Ces données illustrent les défis et les complexités liés à l’accueil des investissements étrangers, mettant en lumière la nécessité d’un équilibre entre attirer des capitaux internationaux et protéger les intérêts nationaux. Le Canada, tout en restant une destination attractive pour les investisseurs, doit naviguer avec prudence pour préserver sa souveraineté économique et sa sécurité nationale.

En outre, les adversaires potentiels du Canada n’hésitent pas à élaborer des stratégies multidimensionnelles et agressives pour acquérir ou accéder à des technologies sensibles ou à des infrastructures essentielles. Leur objectif est d’accroître leurs capacités militaires et de renseignement, tout en ouvrant, par des actes d’ingérence légale et illégale, de nouvelles avenues pour la coercition économique. Cette réalité, mise en lumière par Sécurité publique Canada en 2020, souligne la complexité des menaces qui pèsent sur le pays.

Face à ces défis qui menacent tant la sécurité nationale que l’économie canadienne comme mentionné dans le précédent texte, il est impératif que le gouvernement du Canada et les grandes entreprises canadiennes se concertent autour des trois piliers de l’intelligence économique (IE). Ces piliers sont essentiels pour que l’État et les entreprises adoptent une posture proactive, leur permettant de protéger leur patrimoine matériel et immatériel, ainsi que leurs fleurons nationaux et leurs secteurs sensibles.

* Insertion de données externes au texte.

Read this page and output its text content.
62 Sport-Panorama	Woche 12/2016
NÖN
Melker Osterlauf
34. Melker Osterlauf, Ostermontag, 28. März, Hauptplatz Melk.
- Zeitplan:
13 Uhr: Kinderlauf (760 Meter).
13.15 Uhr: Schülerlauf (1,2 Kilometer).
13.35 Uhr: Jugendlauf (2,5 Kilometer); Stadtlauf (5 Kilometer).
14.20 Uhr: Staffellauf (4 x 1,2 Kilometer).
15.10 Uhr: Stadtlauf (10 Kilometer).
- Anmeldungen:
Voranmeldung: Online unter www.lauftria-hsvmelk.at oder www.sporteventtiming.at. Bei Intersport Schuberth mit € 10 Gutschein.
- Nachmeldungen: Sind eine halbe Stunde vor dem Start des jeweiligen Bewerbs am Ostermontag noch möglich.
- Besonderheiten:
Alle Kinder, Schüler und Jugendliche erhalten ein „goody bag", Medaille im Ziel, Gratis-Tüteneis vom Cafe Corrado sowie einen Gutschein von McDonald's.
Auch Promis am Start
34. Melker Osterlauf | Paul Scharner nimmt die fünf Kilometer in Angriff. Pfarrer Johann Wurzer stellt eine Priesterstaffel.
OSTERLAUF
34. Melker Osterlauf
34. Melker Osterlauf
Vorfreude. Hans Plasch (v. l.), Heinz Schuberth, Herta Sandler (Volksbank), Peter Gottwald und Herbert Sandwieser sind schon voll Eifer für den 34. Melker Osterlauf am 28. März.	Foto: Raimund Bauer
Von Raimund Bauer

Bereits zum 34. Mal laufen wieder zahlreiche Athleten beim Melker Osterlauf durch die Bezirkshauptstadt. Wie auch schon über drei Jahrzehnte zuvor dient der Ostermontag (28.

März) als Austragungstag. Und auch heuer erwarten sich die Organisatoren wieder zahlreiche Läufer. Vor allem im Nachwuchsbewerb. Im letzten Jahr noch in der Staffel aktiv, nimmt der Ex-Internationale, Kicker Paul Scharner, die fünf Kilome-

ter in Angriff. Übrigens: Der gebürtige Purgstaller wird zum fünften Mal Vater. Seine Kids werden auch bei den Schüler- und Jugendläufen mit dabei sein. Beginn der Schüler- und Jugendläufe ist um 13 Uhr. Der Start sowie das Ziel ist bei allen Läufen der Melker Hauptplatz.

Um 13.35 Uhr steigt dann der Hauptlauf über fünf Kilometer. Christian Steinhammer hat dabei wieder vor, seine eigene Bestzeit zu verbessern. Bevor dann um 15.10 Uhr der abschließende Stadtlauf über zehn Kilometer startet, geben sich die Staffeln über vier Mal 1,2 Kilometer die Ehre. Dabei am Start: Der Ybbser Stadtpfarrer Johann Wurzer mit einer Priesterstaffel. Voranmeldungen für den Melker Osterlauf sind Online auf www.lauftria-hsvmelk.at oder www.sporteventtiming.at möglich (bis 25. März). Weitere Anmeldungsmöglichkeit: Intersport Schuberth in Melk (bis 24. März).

Adopter cette approche stratégique non seulement fortifiera les défenses du Canada contre les menaces extérieures, mais permettra également au pays de se positionner parmi les nations les plus compétitives dans un marché globalisé. En intégrant une politique publique de l’IE, le Canada pourrait non seulement sécuriser ses intérêts, mais aussi stimuler l’innovation et la croissance économique, assurant ainsi une prospérité durable dans un monde en constante évolution.